Auch Kehvu war dem Blick der Wachen gefolgt, wandte sich rasch um und verneigte sich. „Mein König, ich dachte, das solltet Ihr sehen!“ Doch der silberhaarige Fürst hatte die Katze bereits auf Temis Arm bemerkt. Er kniff seine Augen zusammen und sah zurück zu dem blonden Kentauren. „Mein lieber Kehvu, es ist zwar erstaunlich, dass sich das Tier von dem Menschenmädchen halten lässt, aber ob das die Aufregung wert ist ...“
„Fragt sie, wie er heißt.“
„Die Katze hat einen Namen?“, fragte Aireion zurück.
„In meiner Welt geben wir unseren Tieren oft Namen. Haustieren eigentlich immer. Ich bin dem Kater gestern schon begegnet und ich kann ihn schließlich nicht ‚Katze‘ nennen, wenn ich mit ihm spreche.“
„Du sprichst mit der Katze?“, fragte Aireion, nicht weniger verwirrt. Zu Temis Erstaunen scharrte Kehvu ungeduldig mit den Hufen. „Sie hat ihn Thanatos genannt“, platzte es aus ihm heraus.
Aireions Kopf ruckte nach oben und einen Moment lang starrte er Kehvu an. Dann den Kater an und dann wieder Temi. „Wie hast du ihn besänftigt?“, fragte er – und seine Stimme zitterte.

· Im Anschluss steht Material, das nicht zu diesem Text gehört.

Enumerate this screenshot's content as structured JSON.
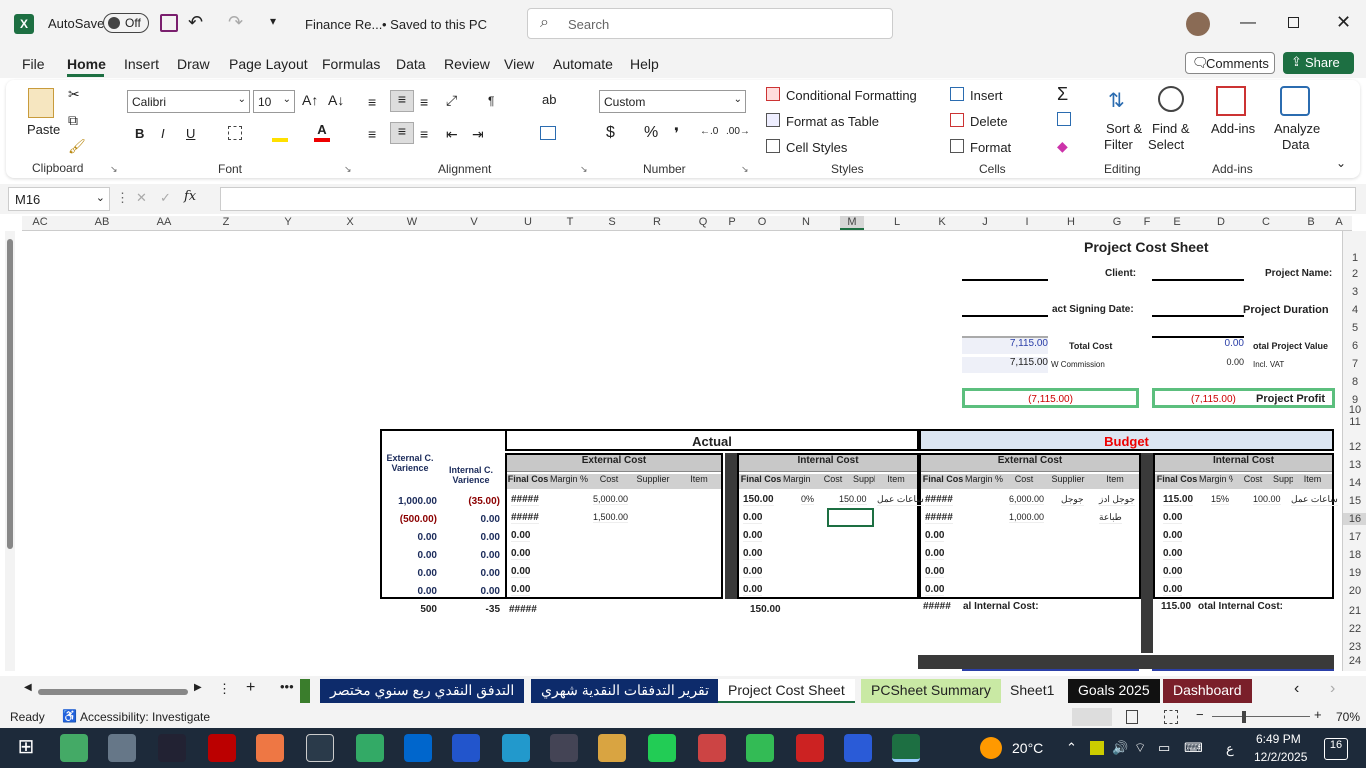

„Ich ... eh ...“, stotterte Temi verwirrt. „Ich habe ihn gar nicht ‚besänftigt‘, er ist einfach zu mir gekommen.“
„Thanatos“, flüsterte Aireion, in Gedanken versunken. „Der Herr des Todes ...“ Temi runzelte die Stirn. Jetzt verstand sie gar nichts mehr. Oder doch! Sie hatte den Kater nach dem griechischen Gott des Todes benannt, ein Name, der offenbar auch den Kentauren geläufig war. Und der die Prophezeiung plötzlich so greifbar machte. War es Zufall oder ein Zeichen? Konnte die Prophezeiung im übertragenen Sinne erfüllt werden? Sie hatte den Tod gezähmt!?

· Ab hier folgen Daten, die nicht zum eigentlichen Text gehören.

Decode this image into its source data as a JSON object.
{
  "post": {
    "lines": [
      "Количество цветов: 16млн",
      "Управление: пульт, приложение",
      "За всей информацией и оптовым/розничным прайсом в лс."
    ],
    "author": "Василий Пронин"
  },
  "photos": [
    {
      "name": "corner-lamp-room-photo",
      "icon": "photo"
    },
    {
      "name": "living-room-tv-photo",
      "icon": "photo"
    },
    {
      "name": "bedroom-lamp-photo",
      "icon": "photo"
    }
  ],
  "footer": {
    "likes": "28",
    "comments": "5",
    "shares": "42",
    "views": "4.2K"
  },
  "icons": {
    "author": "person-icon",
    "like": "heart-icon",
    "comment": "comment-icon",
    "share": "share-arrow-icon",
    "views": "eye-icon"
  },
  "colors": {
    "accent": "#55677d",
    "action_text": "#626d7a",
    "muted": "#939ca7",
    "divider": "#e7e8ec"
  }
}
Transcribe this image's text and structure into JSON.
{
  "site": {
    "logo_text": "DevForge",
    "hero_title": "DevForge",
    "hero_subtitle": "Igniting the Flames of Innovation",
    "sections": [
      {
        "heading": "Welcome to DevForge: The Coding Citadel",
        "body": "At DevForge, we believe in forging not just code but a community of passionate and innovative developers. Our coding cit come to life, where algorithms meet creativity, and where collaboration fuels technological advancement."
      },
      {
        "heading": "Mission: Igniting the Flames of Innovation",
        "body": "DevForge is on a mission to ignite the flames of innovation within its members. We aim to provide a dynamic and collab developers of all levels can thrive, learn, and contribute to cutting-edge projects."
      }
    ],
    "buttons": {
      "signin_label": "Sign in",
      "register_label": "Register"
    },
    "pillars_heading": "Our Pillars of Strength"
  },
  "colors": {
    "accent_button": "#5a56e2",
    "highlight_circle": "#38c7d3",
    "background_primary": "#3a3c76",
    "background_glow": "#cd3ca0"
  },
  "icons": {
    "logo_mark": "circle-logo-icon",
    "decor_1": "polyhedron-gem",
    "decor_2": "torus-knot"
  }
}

Das war doch zu einfach! Oder?
Temi überlegte. Als der Lyderkönig Kroisos das Orakel von Delphi befragt hatte, um sich den Ausgang seines geplanten Kriegszugs gegen die Perser weissagen zu lassen, hatte das Orakel geantwortet: „Wenn du den Halys überschreitest, wirst du ein großes Reich zerstören.“ Kroisos hatte den Spruch ganz in seinem Sinne verstanden, das Persische Reich angegriffen – und letztlich sein eigenes Reich zerstört. Es war geradezu typisch für Prophezeiungen: Sie konnten, mussten oder durften nicht so ausgelegt werden, wie es im ersten Moment den Anschein hatte.
Doch was war mit den anderen Forderungen der Prophezeiung. Ein Mensch, der die Vergeltung nährte? Vielleicht bedeutete es nicht, dass sie den Wunsch nach Vergeltung förderte, sondern im wörtlichen Sinne nährte. Ernährte. Ihr Herz setzte einen Schlag aus. Nemesis. Ihre kleine süße rotfellige Katze, der sie den Namen der Göttin der ausgleichenden, strafenden Gerechtigkeit gegeben hatte. Der vergeltenden Gerechtigkeit.